Genius, Psychopathology and Creativity

Harry Slochower

This symposium, centering in the relation of genius, psychopathology and creativity, was stimulated by the reaction to Eissler's thesis on this problem, presented in his books on Leonardo da Vinci and more comprehensively on Goethe. The essays in this issue ought to help clarify the question and encourage further discussion.

Eissler makes a distinction between the sickness of a genius and that of an average talent. In the case of the genius, disease can have the function of dissolving the rigidities which block the flow of the creative process. This point has affinity to Freud's notion of “Lockerung,” which pertains to the loosening of ego structure in artistic creativity. To be sure, where such flexibility is not checked, we tend to get surrealistic absurdities, and finally, the breakdown of form, or the dissolution of art itself.

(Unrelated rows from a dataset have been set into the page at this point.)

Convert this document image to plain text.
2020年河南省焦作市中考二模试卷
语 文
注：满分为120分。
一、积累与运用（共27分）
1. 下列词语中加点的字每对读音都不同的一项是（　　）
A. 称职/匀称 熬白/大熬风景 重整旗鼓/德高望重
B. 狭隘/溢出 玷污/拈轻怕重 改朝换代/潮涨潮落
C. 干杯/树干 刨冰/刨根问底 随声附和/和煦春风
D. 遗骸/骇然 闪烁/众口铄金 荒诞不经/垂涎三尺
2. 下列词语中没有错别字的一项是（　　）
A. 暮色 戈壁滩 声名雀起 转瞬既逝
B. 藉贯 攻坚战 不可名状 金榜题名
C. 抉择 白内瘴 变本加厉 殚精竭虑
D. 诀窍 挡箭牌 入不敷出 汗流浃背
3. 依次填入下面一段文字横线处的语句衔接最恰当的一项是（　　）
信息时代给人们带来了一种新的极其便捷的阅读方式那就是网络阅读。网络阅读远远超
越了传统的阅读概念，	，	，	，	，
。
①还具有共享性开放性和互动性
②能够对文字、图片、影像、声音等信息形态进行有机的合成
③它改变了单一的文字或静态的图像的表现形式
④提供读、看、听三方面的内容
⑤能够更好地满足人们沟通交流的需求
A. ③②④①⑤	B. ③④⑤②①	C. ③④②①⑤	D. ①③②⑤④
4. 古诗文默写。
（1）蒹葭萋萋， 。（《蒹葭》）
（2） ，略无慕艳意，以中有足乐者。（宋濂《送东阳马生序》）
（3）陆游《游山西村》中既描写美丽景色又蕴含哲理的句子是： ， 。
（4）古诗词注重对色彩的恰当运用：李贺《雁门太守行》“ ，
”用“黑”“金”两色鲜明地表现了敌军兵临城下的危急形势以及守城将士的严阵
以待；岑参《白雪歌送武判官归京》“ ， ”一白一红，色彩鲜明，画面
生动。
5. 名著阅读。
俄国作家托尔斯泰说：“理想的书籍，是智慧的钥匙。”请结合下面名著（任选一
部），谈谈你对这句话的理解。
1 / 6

On the methodological level, the question has been raised as to the relative fruitfulness of the topographic and the genetic-historic model on the one hand, and the structural model on the other hand, by which the problem of creativity is approached. Some discussants appear to make a sharp distinction between the two approaches and, in stressing the structural, give the impression that the creative genius gains a kind of “secondary autonomy.”

It seems to me that such either-or choice is undialectic. One can formulate the structural model in Heinz Kohut's terms which allow for the interaction of non-pathological functions with “those essential classical findings and formulations of psychoanalysis which had been derived from the study of dreams and of psychopathology.”